After six consecutive years of reduced sales volumes, delays and defaults - with an average of up to more than 80 days (both by the private and public sectors) -, forced reductions in staff and incentives, etc., Spanish companies, Or rather, SMEs and freelancers (I do not include companies such as GAMESA, ACCIONA or banks, which already began to make profits a while ago), have the opportunity to dream again of growing at rates prior to 2008.
That SMEs are the bulk, the muscle, of the Spanish economy, representing 64.8% of added value (a much higher number compared to other European countries such as the UK or France) and employing 74.9% of the Spanish labor force. it is a fact that seems to have been taken very seriously until now. Support and measures have been rather weak, both from the government and from the markets themselves.

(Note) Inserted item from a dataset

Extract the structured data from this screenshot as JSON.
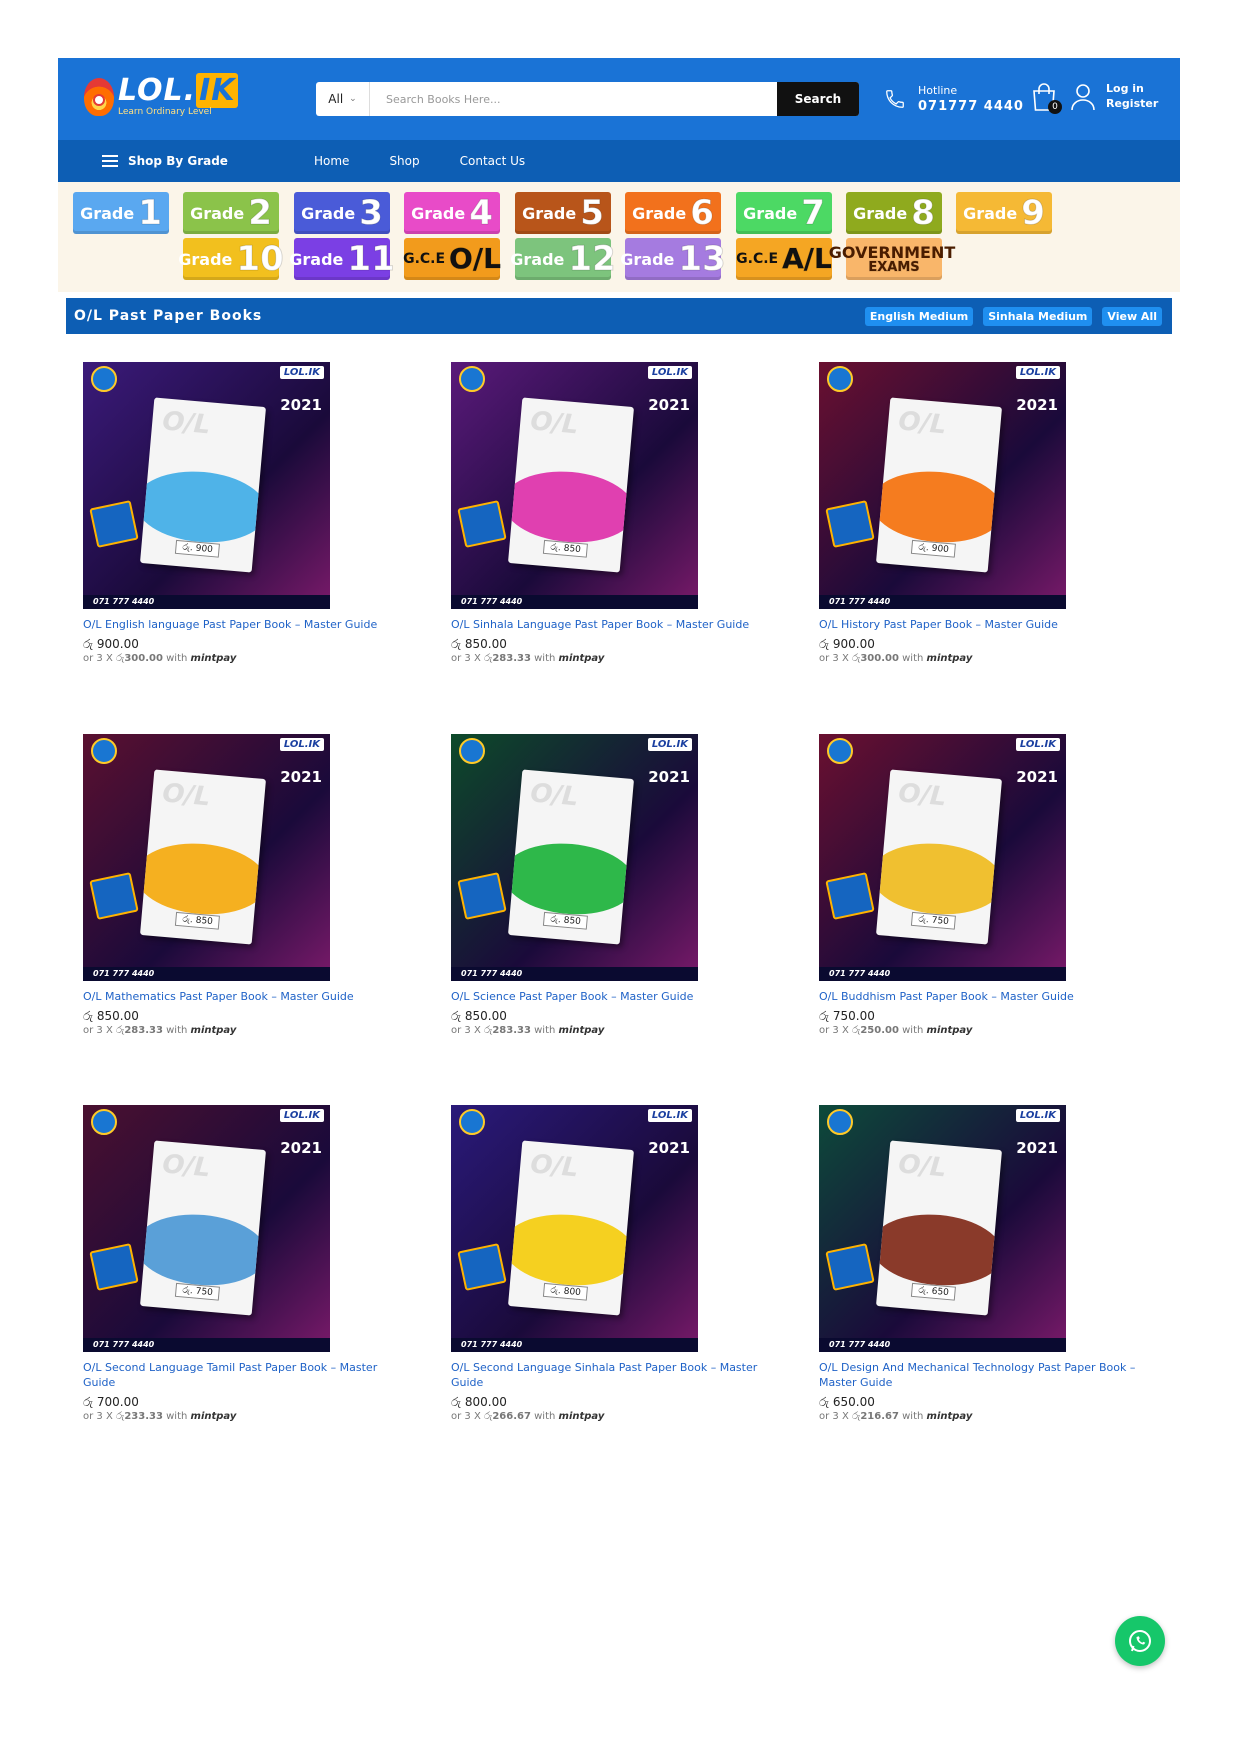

All voices point out that the solution is exporting, that it is time for our small and medium-sized companies to “take the leap” and address those markets that could so much increase sales volumes (enhance economies of scale), diversify risks and eventually turn them into companies of significantly competitive size. Furthermore, the recent depreciation of the euro puts the icing on this cake, making it even more attractive.

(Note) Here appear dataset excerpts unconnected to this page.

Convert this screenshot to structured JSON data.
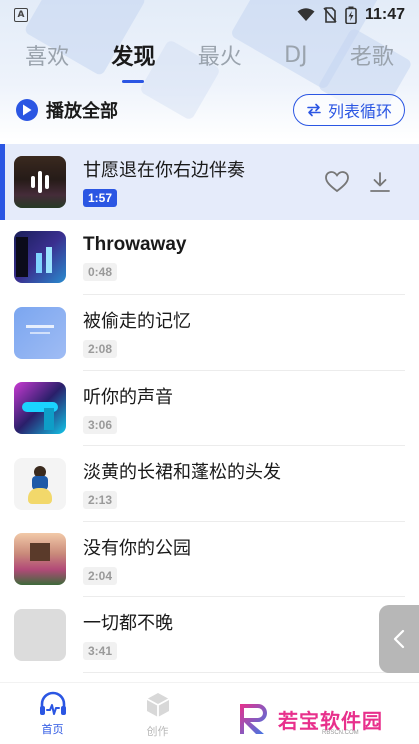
{
  "status_bar": {
    "time": "11:47",
    "left_icon": "A",
    "icons": [
      "wifi-icon",
      "no-sim-icon",
      "battery-charging-icon"
    ]
  },
  "tabs": [
    {
      "label": "喜欢",
      "active": false
    },
    {
      "label": "发现",
      "active": true
    },
    {
      "label": "最火",
      "active": false
    },
    {
      "label": "DJ",
      "active": false
    },
    {
      "label": "老歌",
      "active": false
    }
  ],
  "controls": {
    "play_all_label": "播放全部",
    "loop_mode_label": "列表循环"
  },
  "songs": [
    {
      "title": "甘愿退在你右边伴奏",
      "duration": "1:57",
      "playing": true
    },
    {
      "title": "Throwaway",
      "duration": "0:48",
      "playing": false
    },
    {
      "title": "被偷走的记忆",
      "duration": "2:08",
      "playing": false
    },
    {
      "title": "听你的声音",
      "duration": "3:06",
      "playing": false
    },
    {
      "title": "淡黄的长裙和蓬松的头发",
      "duration": "2:13",
      "playing": false
    },
    {
      "title": "没有你的公园",
      "duration": "2:04",
      "playing": false
    },
    {
      "title": "一切都不晚",
      "duration": "3:41",
      "playing": false
    }
  ],
  "bottom_nav": [
    {
      "label": "首页",
      "icon": "headphones-pulse-icon",
      "active": true
    },
    {
      "label": "创作",
      "icon": "cube-icon",
      "active": false
    }
  ],
  "watermark": {
    "text": "若宝软件园",
    "sub": "RBSCN.COM"
  },
  "colors": {
    "accent": "#2b56e3",
    "active_row_bg": "#e5ebfa",
    "watermark": "#e8308c"
  }
}
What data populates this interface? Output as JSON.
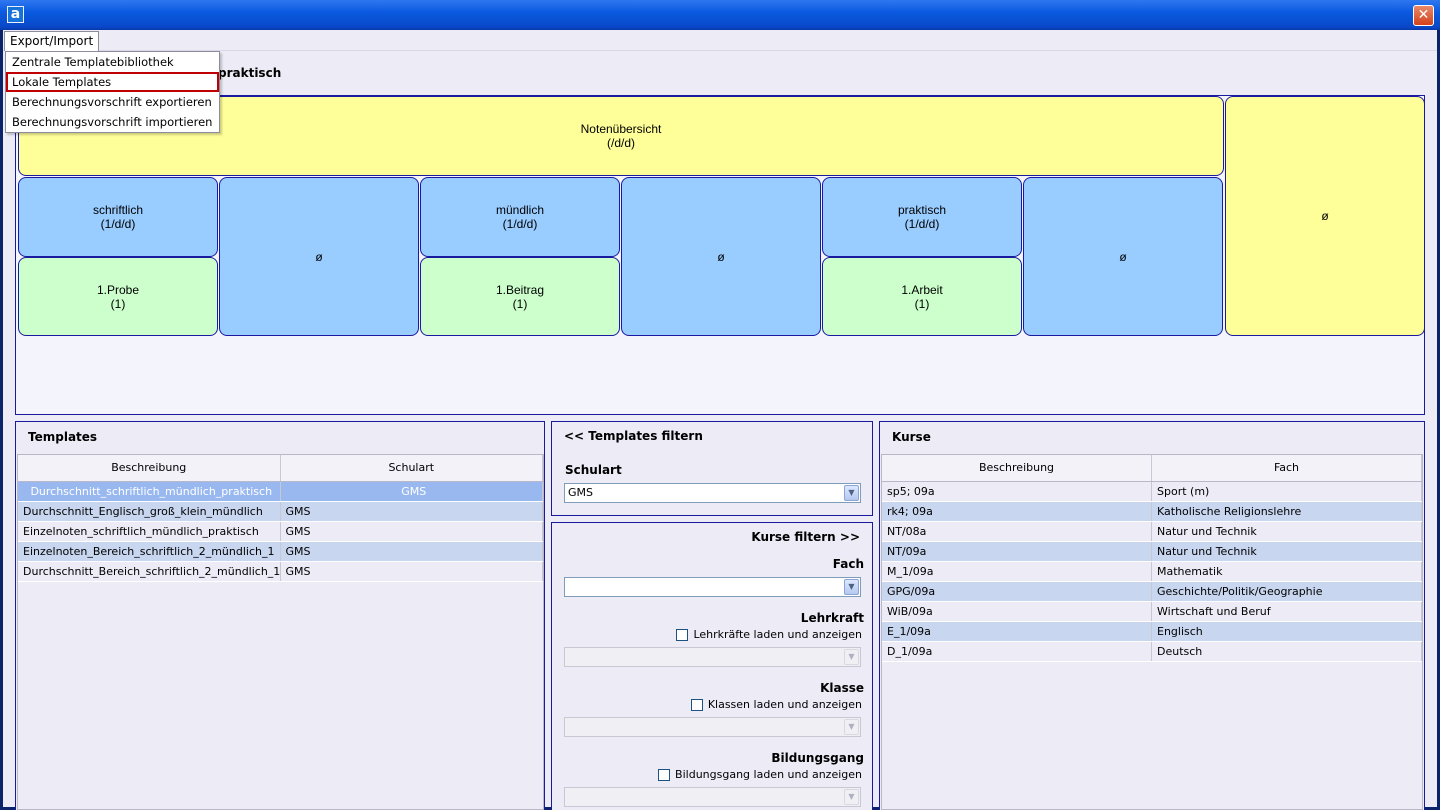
{
  "window": {
    "app_icon": "a",
    "close_glyph": "✕"
  },
  "menu": {
    "top_label": "Export/Import",
    "items": [
      "Zentrale Templatebibliothek",
      "Lokale Templates",
      "Berechnungsvorschrift exportieren",
      "Berechnungsvorschrift importieren"
    ],
    "selected_index": 1
  },
  "tree": {
    "header_label": "praktisch",
    "root": {
      "name": "Notenübersicht",
      "weight": "(/d/d)"
    },
    "root_avg": "ø",
    "groups": [
      {
        "name": "schriftlich",
        "weight": "(1/d/d)",
        "child_name": "1.Probe",
        "child_weight": "(1)",
        "avg": "ø"
      },
      {
        "name": "mündlich",
        "weight": "(1/d/d)",
        "child_name": "1.Beitrag",
        "child_weight": "(1)",
        "avg": "ø"
      },
      {
        "name": "praktisch",
        "weight": "(1/d/d)",
        "child_name": "1.Arbeit",
        "child_weight": "(1)",
        "avg": "ø"
      }
    ]
  },
  "templates": {
    "title": "Templates",
    "columns": [
      "Beschreibung",
      "Schulart"
    ],
    "rows": [
      [
        "Durchschnitt_schriftlich_mündlich_praktisch",
        "GMS"
      ],
      [
        "Durchschnitt_Englisch_groß_klein_mündlich",
        "GMS"
      ],
      [
        "Einzelnoten_schriftlich_mündlich_praktisch",
        "GMS"
      ],
      [
        "Einzelnoten_Bereich_schriftlich_2_mündlich_1",
        "GMS"
      ],
      [
        "Durchschnitt_Bereich_schriftlich_2_mündlich_1",
        "GMS"
      ]
    ]
  },
  "filter": {
    "templates_title": "<< Templates filtern",
    "schulart_label": "Schulart",
    "schulart_value": "GMS",
    "kurse_title": "Kurse filtern >>",
    "fach_label": "Fach",
    "fach_value": "",
    "lehrkraft_label": "Lehrkraft",
    "lehrkraft_checkbox": "Lehrkräfte laden und anzeigen",
    "klasse_label": "Klasse",
    "klasse_checkbox": "Klassen laden und anzeigen",
    "bildungsgang_label": "Bildungsgang",
    "bildungsgang_checkbox": "Bildungsgang laden und anzeigen"
  },
  "kurse": {
    "title": "Kurse",
    "columns": [
      "Beschreibung",
      "Fach"
    ],
    "rows": [
      [
        "sp5; 09a",
        "Sport (m)"
      ],
      [
        "rk4; 09a",
        "Katholische Religionslehre"
      ],
      [
        "NT/08a",
        "Natur und Technik"
      ],
      [
        "NT/09a",
        "Natur und Technik"
      ],
      [
        "M_1/09a",
        "Mathematik"
      ],
      [
        "GPG/09a",
        "Geschichte/Politik/Geographie"
      ],
      [
        "WiB/09a",
        "Wirtschaft und Beruf"
      ],
      [
        "E_1/09a",
        "Englisch"
      ],
      [
        "D_1/09a",
        "Deutsch"
      ]
    ]
  },
  "colors": {
    "node_yellow": "#ffff99",
    "node_blue": "#99ccff",
    "node_green": "#ccffcc",
    "selection_border": "#c00000"
  }
}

However, SMEs, still with water up to their necks, are not receiving sufficient institutional support measures and lack access to the essential pillar of this process: financing. According to the European Central Bank, 17% of Spanish SMEs indicated access to finance as one of their biggest problems, compared to 9% or 7% in Germany or Austria.
The banking system continues without releasing a pledge. Although the European Central Bank continues to send aid packages to the Spanish banking system at minimal interest, the granting of loans to SMEs and the self-employed is still totally insufficient. Banks' balance sheets are still full of high leverage, which restricts the increase in their financing
via deposits, which augurs a still slow and gradual evolution of credit. The truth is that they prefer to focus on the risk-free (and quite profitable) business of buying Government Bonds.
On the other hand, banking integration in the European Union has not yet taken place, and therefore foreign financing still has a difficult place in our system.
What options do SMEs and the self-employed in this country have to not miss this opportunity?
The solution is through alternative financing. Two models foresee a change of scene.
On the one hand, the Spanish economy is dominated by bank financing where, unlike countries such as the United States or the United Kingdom, the issuance of private debt is not a very accessible resource for small and medium-sized companies (even for some large ones) . This must change.
Using the right tools to attract investment through this channel is not easy, but the first steps have already been taken with the creation of regulated markets such as the MAB (Alternative Stock Market) and the MARF (Alternative Fixed Income Market). Although the results achieved so far have not been as expected, the great attractiveness and profitability of many Spanish SMEs cannot be doubted. For the near future, the Government's Corporate Finance Promotion Bill promises to accelerate this process.
The second model is defined by the need for pressure in the markets for banks. Competitiveness means increased services, better prices and more flexibility.
New business models not seen so far in Spain, more common in countries such as the UK and the USA, such as crowfunding or private equity companies that offer new financing channels taking advantage of the “marketplace” (the internet market) as a premium tool . Flexibility, speed, security comparable to that of banks and competitive interest rates are the desirable "menus" offered by young companies such as Spotcap , which, with still very little competition in the market, has already financed one million euros to SMEs and Spanish self-employed.
The 2008 crisis brought with it more than one lesson. One of the most important was the excessive dependence on Spain in the banking sector. Opening the way to new sources of financing, ending a monopolistic market and once and for all giving serious support to medium and small companies - and consequently a more than necessary boost to employment - deserves more than one consideration.